Already, Seager’s team is working with NASA to create a prototype—they plan on testing the mission sometime in 2017, with a full launch tentatively scheduled for 2022. She says that if they can do it for “anything under a billion dollars” it’ll be considered a success. If it works, the amount of information we can get about any given planet will be far beyond what we’ve been able to get with Kepler.

“We can look for greenhouse gases, measure its temperature and see if there are any gases that could have been created by life as we know it,” she said.
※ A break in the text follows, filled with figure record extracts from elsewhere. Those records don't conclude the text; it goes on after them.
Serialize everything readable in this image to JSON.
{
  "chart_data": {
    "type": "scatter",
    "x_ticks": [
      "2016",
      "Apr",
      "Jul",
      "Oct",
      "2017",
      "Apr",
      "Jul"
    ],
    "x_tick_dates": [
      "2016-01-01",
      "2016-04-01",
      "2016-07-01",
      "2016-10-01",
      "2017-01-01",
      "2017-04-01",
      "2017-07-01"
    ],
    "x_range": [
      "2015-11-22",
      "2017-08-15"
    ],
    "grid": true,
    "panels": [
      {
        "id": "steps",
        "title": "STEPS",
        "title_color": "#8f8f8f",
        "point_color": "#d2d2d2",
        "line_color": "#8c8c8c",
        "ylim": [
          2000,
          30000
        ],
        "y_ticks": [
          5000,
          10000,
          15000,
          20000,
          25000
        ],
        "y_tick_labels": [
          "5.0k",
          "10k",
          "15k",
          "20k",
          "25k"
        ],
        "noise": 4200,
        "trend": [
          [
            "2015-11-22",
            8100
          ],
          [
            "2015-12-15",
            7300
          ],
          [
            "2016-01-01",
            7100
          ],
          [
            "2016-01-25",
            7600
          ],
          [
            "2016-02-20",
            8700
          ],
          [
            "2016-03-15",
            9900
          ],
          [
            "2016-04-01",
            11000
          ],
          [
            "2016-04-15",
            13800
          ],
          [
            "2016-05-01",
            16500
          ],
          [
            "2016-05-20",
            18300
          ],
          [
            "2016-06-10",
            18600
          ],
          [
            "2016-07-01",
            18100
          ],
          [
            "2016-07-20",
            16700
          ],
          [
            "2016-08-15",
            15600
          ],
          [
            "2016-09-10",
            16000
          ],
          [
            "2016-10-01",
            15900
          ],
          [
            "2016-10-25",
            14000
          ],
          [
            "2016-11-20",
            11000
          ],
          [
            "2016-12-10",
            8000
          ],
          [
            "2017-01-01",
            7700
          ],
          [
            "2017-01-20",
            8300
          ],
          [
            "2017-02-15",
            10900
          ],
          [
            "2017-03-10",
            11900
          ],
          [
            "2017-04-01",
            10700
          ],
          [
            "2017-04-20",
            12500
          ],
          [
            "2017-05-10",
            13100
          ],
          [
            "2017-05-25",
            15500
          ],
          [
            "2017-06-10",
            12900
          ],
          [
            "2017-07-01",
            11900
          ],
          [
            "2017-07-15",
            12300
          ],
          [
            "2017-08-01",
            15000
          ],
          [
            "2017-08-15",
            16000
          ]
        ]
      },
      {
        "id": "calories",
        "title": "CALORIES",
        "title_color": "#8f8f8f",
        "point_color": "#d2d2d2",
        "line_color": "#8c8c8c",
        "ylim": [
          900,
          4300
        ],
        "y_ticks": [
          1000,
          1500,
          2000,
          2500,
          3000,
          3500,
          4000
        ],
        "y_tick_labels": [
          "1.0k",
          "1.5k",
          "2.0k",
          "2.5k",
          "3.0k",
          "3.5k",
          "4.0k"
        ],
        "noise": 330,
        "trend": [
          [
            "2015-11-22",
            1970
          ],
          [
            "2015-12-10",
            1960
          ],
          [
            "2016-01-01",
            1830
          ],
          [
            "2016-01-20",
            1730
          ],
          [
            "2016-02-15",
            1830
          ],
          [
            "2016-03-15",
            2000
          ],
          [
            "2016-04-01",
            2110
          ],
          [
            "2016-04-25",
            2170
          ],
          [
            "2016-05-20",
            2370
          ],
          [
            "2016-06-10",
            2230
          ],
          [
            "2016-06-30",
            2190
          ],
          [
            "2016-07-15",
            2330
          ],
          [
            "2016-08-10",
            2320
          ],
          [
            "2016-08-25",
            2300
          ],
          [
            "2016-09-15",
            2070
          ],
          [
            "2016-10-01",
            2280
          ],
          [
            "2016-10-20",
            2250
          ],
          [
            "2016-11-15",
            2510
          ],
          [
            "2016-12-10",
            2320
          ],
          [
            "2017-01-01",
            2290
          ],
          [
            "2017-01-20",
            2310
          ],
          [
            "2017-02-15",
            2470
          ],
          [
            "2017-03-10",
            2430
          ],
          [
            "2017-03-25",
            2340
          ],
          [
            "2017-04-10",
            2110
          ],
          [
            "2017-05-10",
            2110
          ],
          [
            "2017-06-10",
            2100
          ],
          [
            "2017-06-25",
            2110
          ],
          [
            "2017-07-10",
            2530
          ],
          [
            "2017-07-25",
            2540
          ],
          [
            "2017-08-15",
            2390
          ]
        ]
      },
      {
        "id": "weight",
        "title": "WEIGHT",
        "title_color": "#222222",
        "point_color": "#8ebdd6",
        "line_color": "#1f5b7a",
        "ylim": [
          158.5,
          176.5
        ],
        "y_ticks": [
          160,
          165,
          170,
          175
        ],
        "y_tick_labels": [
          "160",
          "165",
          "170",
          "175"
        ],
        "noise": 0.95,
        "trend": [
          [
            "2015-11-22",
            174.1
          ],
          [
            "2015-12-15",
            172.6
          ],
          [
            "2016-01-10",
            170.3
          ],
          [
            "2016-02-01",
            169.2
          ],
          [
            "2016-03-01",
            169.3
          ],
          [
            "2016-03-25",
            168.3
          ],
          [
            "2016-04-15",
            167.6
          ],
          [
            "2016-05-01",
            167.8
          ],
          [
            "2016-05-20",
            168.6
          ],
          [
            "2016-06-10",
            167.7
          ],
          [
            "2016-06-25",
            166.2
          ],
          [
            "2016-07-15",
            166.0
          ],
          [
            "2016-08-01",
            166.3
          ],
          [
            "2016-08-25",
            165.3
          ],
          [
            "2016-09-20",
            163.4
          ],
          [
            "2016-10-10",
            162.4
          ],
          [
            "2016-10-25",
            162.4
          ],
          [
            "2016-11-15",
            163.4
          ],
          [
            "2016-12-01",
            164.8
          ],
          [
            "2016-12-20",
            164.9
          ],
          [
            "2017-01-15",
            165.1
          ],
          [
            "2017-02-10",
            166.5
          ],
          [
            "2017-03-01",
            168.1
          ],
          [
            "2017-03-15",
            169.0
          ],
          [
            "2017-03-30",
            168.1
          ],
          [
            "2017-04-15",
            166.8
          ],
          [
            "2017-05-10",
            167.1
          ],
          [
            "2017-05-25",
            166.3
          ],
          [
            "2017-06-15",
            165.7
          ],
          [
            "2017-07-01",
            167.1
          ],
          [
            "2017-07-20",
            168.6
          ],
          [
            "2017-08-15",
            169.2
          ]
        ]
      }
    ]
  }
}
Of course, every star is different, and the Starshade has to both be precisely made and perfectly positioned for a telescope to actually be able to see anything. But launching a billion dollar satellite into space to look at exoplanets around just one star makes no sense, Seager said. So the Starshade has to be reconfigurable and repositionable. The team expects that it’ll be able to aim at a new star every 10 days or so.

“We can only point it at one star at a time, but it’s absolutely important that we reposition it,” she told me. “We’ll be able to move the telescope across the sky or we can move the Starshade.”

Kepler, so far, has given us an idea of where to look. Seager said that the plan is to use Starshade to fill in the missing pieces, so, eventually, humans will know where to meet other life. In fact, the team already has a list of a couple dozen planets and star systems that it'd first like to image.

“To the rest of the universe, our Earth is just another exoplanet,” she said. “We think our descendants might get to another planet around another star—we’re going to use these findings to give give them the map of places they might go.”